With more time to tell the story, not only can the creative team have more conversations about complex topics but there was also more room to explore different storytelling methods. Choreography becomes a much larger piece of the heightened language used within the show, along with poetry confessionals and rap verses. Part of what drove the excitement for the TV version of Blindspotting after the initial hesitation for Casal was being able to drive right into these artistic expressions without having to explain to the audience exactly what was happening.
"The audience for TV is ready for extreme conventions right off the bat, and so we just skipped to the end and got right into like, 'Yo, Jasmine doesn't have an ally in this movie right away, as her person to relate to is the audience.' She can condense the way that she's feeling inside into poetic language for an audience better than she can communicate with Rainey or Trish or Janelle," he said. "We've seen people, candidly, talk to the audience to like have a frank moment, but we haven't seen anyone give a heightened diverse moment to the audience as a way to talk about something that's a very complex emotion in a very short amount of time.

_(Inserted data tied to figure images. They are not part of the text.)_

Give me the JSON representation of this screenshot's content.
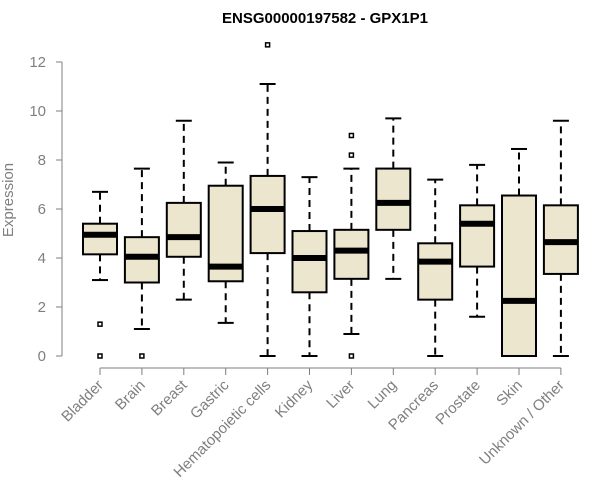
{
  "chart_data": {
    "type": "box",
    "title": "ENSG00000197582 - GPX1P1",
    "xlabel": "",
    "ylabel": "Expression",
    "ylim": [
      0,
      12.6
    ],
    "yticks": [
      0,
      2,
      4,
      6,
      8,
      10,
      12
    ],
    "grid": false,
    "box_fill": "#ede6cf",
    "box_stroke": "#000000",
    "axis_color": "#7f7f7f",
    "categories": [
      "Bladder",
      "Brain",
      "Breast",
      "Gastric",
      "Hematopoietic cells",
      "Kidney",
      "Liver",
      "Lung",
      "Pancreas",
      "Prostate",
      "Skin",
      "Unknown / Other"
    ],
    "boxes": [
      {
        "whisker_low": 3.1,
        "q1": 4.15,
        "median": 4.95,
        "q3": 5.4,
        "whisker_high": 6.7,
        "outliers": [
          1.3,
          0.0
        ]
      },
      {
        "whisker_low": 1.1,
        "q1": 3.0,
        "median": 4.05,
        "q3": 4.85,
        "whisker_high": 7.65,
        "outliers": [
          0.0
        ]
      },
      {
        "whisker_low": 2.3,
        "q1": 4.05,
        "median": 4.85,
        "q3": 6.25,
        "whisker_high": 9.6,
        "outliers": []
      },
      {
        "whisker_low": 1.35,
        "q1": 3.05,
        "median": 3.65,
        "q3": 6.95,
        "whisker_high": 7.9,
        "outliers": []
      },
      {
        "whisker_low": 0.0,
        "q1": 4.2,
        "median": 6.0,
        "q3": 7.35,
        "whisker_high": 11.1,
        "outliers": [
          12.7
        ]
      },
      {
        "whisker_low": 0.0,
        "q1": 2.6,
        "median": 4.0,
        "q3": 5.1,
        "whisker_high": 7.3,
        "outliers": []
      },
      {
        "whisker_low": 0.9,
        "q1": 3.15,
        "median": 4.3,
        "q3": 5.15,
        "whisker_high": 7.65,
        "outliers": [
          9.0,
          8.2,
          0.0
        ]
      },
      {
        "whisker_low": 3.15,
        "q1": 5.15,
        "median": 6.25,
        "q3": 7.65,
        "whisker_high": 9.7,
        "outliers": []
      },
      {
        "whisker_low": 0.0,
        "q1": 2.3,
        "median": 3.85,
        "q3": 4.6,
        "whisker_high": 7.2,
        "outliers": []
      },
      {
        "whisker_low": 1.6,
        "q1": 3.65,
        "median": 5.4,
        "q3": 6.15,
        "whisker_high": 7.8,
        "outliers": []
      },
      {
        "whisker_low": 0.0,
        "q1": 0.0,
        "median": 2.25,
        "q3": 6.55,
        "whisker_high": 8.45,
        "outliers": []
      },
      {
        "whisker_low": 0.0,
        "q1": 3.35,
        "median": 4.65,
        "q3": 6.15,
        "whisker_high": 9.6,
        "outliers": []
      }
    ]
  }
}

That felt like our new take on what does it mean to speak directly to an audience. We leaned into that really heavily."
Meanwhile, choreographers Lil Buck and Jon Boogz act directly as or lead the troupe in front of the camera like a Greek chorus, consistently stepping in to represent "The System" even if Ashley or Miles aren't directly talking about their current situation.

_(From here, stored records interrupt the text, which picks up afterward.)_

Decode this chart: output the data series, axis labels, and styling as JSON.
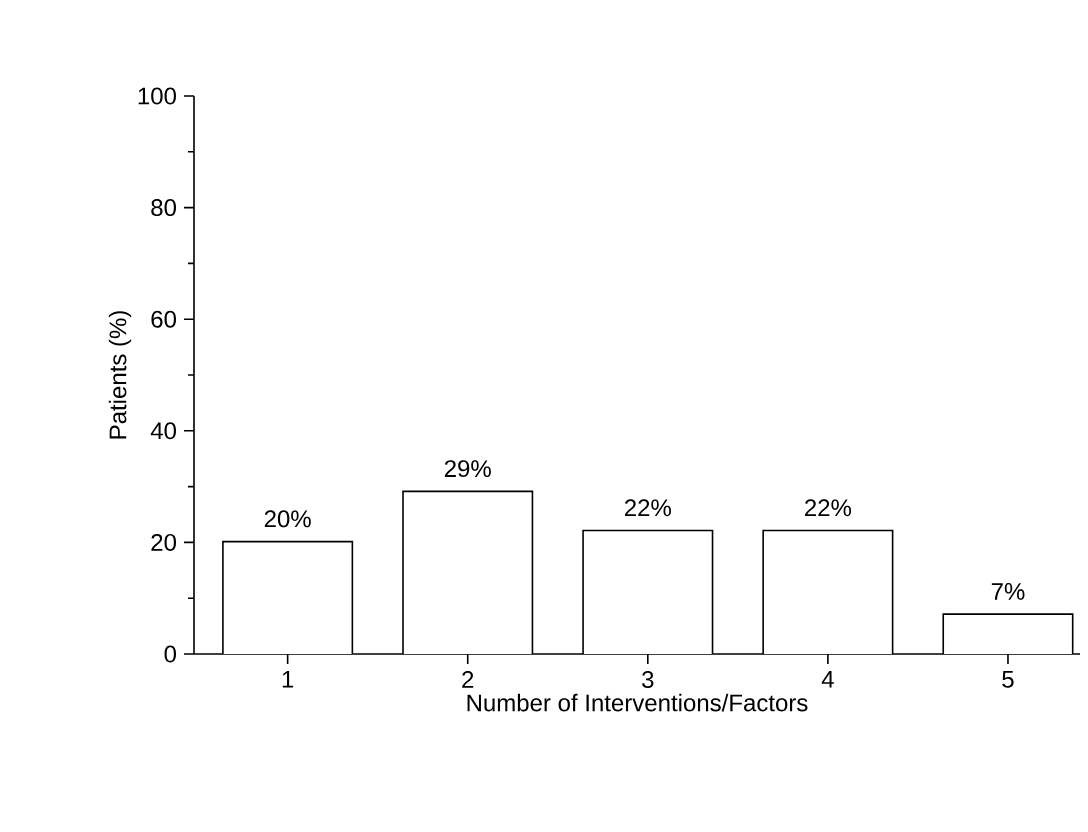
{
  "chart_data": {
    "type": "bar",
    "xlabel": "Number of Interventions/Factors",
    "ylabel": "Patients (%)",
    "categories": [
      "1",
      "2",
      "3",
      "4",
      "5"
    ],
    "values": [
      20,
      29,
      22,
      22,
      7
    ],
    "value_labels": [
      "20%",
      "29%",
      "22%",
      "22%",
      "7%"
    ],
    "color": "#ffffff",
    "ylim": [
      0,
      100
    ],
    "yticks": [
      0,
      20,
      40,
      60,
      80,
      100
    ],
    "grid": false
  }
}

"We want a Greek chorus that also means something for Ashley's trajectory. We decided that this chorus of dancers was going to be sort of the outer reaching arm of the prison industrial complex into day-to-day life. And so they appear anytime that the system that Ashley is not directly incarcerated into is still affecting the way that she watched the world, and subsequently affecting the way that a ton of other characters do. We play a lot with who can see them, when they can see them, and what they're doing," Casal revealed. "Then we lean really heavily on local dance styles from the Bay Area, to be sort of the base for how they move so that it stays really specific to the Bay."
The Bay Area is like its own character within the Blindspotting narrative. Casal in interviews and on social media talks a lot about being "loyal to the soil," and both this series and the movie are love letters to his hometown. However, he doesn't have enough ego to think that either of the works are the definitive Bay Area story. In fact, the producer hopes Blindspotting is merely an inspiration for more Bay Area artists to take the mic and deliver their own homage to the vibrant NorCal enclave.
"Instead of trying to tell like the Bay Area story or the Oakland story, which is impossible and is not what the show will ever be able to do, just tell one really well, and hopefully enough that people love it. [Then] other great storytellers from that area can tell a totally different one. And then we start to have this like multiverse of stories like New York has, you know where like other big cities have where there's a million New York stories [and] they're all so different. Everyone sees that city so differently," he said. "I think I would love to feel that way about Bay Area storytellers."
In the meantime, Blindspotting premieres Sunday, June 13 on Starz.